The Julia language is very lispy at its heart, giving you access to the AST and having "true" macros. The surface syntax however is akin to Python or Matlab. Granted, doing AST manipulations in Julia is more cumbersome than in Lisp, but AFAIK the language creators actually discourage the (over)use of macros, as the resulting mini-languages can make it difficult for outsiders/newcomers to understand or maintain the code.
It admittedly is, just as it is for most other people: there are very few "serious" prorgams I can name that were written in Lisp, in spite of its venerated heritage.
There's no shortage of options in the programming language field, so one would be a fool to stick with a language they don't enjoy working in.
In some languages, like C, you don't have the full power of main language inside the macros.
In other languages, you have the whole language inside the macros, but the community and the docs discourage you about writing macros. As a related example, in rust the macros have a ! so it's easy to distinguish macros from function calls.
In the lisp family of languages, the idea is that everyone can write macros. Macros are dangerous because they can do weird things, but functions can do weird things too. Functions are more restricted, but until you look at the source code you are not sure that they will not ignore all the arguments, or format your hard disk, or something weird in between.
I know more about the internal working of racket. One of the open secrets is that it has a lot of macros that pretend to be function. They behave nicely like function, but under the hood they are macros, mostly to generate more efficient code in the common case. For example functions with keywords, of functions with contracts, or functions like `in-list` that can be used in a `for` to iterate a list. (Other macros are weird and do very complex things, in particular `for` and `match` are implemented as macros inside the language.)
Welcome back pg. You should check out Jetbrains MPS, they are doing cool stuff with projectional editing. Which could mean no more brackets. I read via Twitter that they recently announced MPS for Web in Amsterdam yesterday, unfortunately I missed the conference because of my home situation :). Luckily they filmed the presentations so I will be waiting for them on YouTube.

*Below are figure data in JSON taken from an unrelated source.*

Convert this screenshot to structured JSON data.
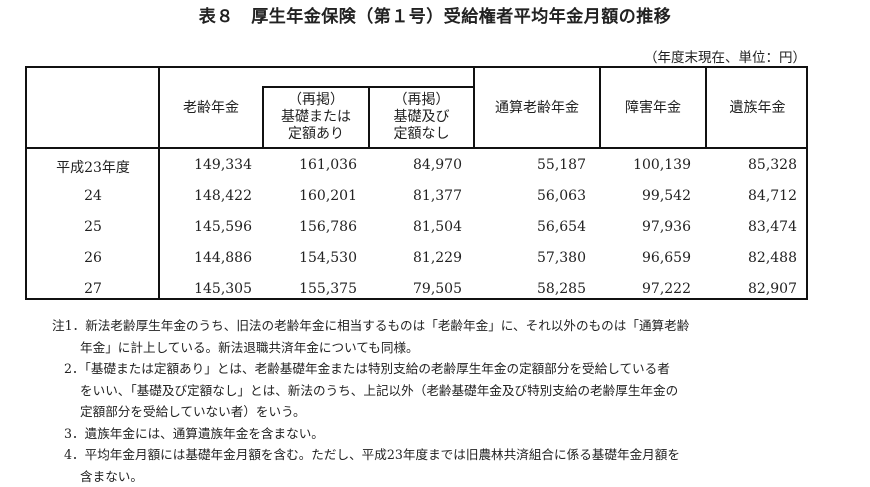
{
  "title": "表８　厚生年金保険（第１号）受給権者平均年金月額の推移",
  "unit_note": "（年度末現在、単位：円）",
  "headers": {
    "rourei": "老齢年金",
    "sub1_a": "（再掲）",
    "sub1_b": "基礎または",
    "sub1_c": "定額あり",
    "sub2_a": "（再掲）",
    "sub2_b": "基礎及び",
    "sub2_c": "定額なし",
    "tsusan": "通算老齢年金",
    "shogai": "障害年金",
    "izoku": "遺族年金"
  },
  "rows": [
    {
      "year": "平成23年度",
      "rourei": "149,334",
      "kiso_ari": "161,036",
      "kiso_nashi": "84,970",
      "tsusan": "55,187",
      "shogai": "100,139",
      "izoku": "85,328"
    },
    {
      "year": "24",
      "rourei": "148,422",
      "kiso_ari": "160,201",
      "kiso_nashi": "81,377",
      "tsusan": "56,063",
      "shogai": "99,542",
      "izoku": "84,712"
    },
    {
      "year": "25",
      "rourei": "145,596",
      "kiso_ari": "156,786",
      "kiso_nashi": "81,504",
      "tsusan": "56,654",
      "shogai": "97,936",
      "izoku": "83,474"
    },
    {
      "year": "26",
      "rourei": "144,886",
      "kiso_ari": "154,530",
      "kiso_nashi": "81,229",
      "tsusan": "57,380",
      "shogai": "96,659",
      "izoku": "82,488"
    },
    {
      "year": "27",
      "rourei": "145,305",
      "kiso_ari": "155,375",
      "kiso_nashi": "79,505",
      "tsusan": "58,285",
      "shogai": "97,222",
      "izoku": "82,907"
    }
  ],
  "notes": [
    "注1．新法老齢厚生年金のうち、旧法の老齢年金に相当するものは「老齢年金」に、それ以外のものは「通算老齢",
    "年金」に計上している。新法退職共済年金についても同様。",
    "2．「基礎または定額あり」とは、老齢基礎年金または特別支給の老齢厚生年金の定額部分を受給している者",
    "をいい、「基礎及び定額なし」とは、新法のうち、上記以外（老齢基礎年金及び特別支給の老齢厚生年金の",
    "定額部分を受給していない者）をいう。",
    "3．遺族年金には、通算遺族年金を含まない。",
    "4．平均年金月額には基礎年金月額を含む。ただし、平成23年度までは旧農林共済組合に係る基礎年金月額を",
    "含まない。"
  ]
}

Instead of writing code on the weekend, I instead have been thinking about and visualizing the code that I would like to write. That way I can use my hands for other activities, like playing in the dirt.
paulgraham.com isn't secured by HTTPS. The reason why sites like this should be secured is content manipulation attacks. Now I can't trust that the Bel source code that I see is actually written by pg.
From a skim of the Bel materials, I couldn't answer these questions. Maybe PG or someone else can take a stab at the answer?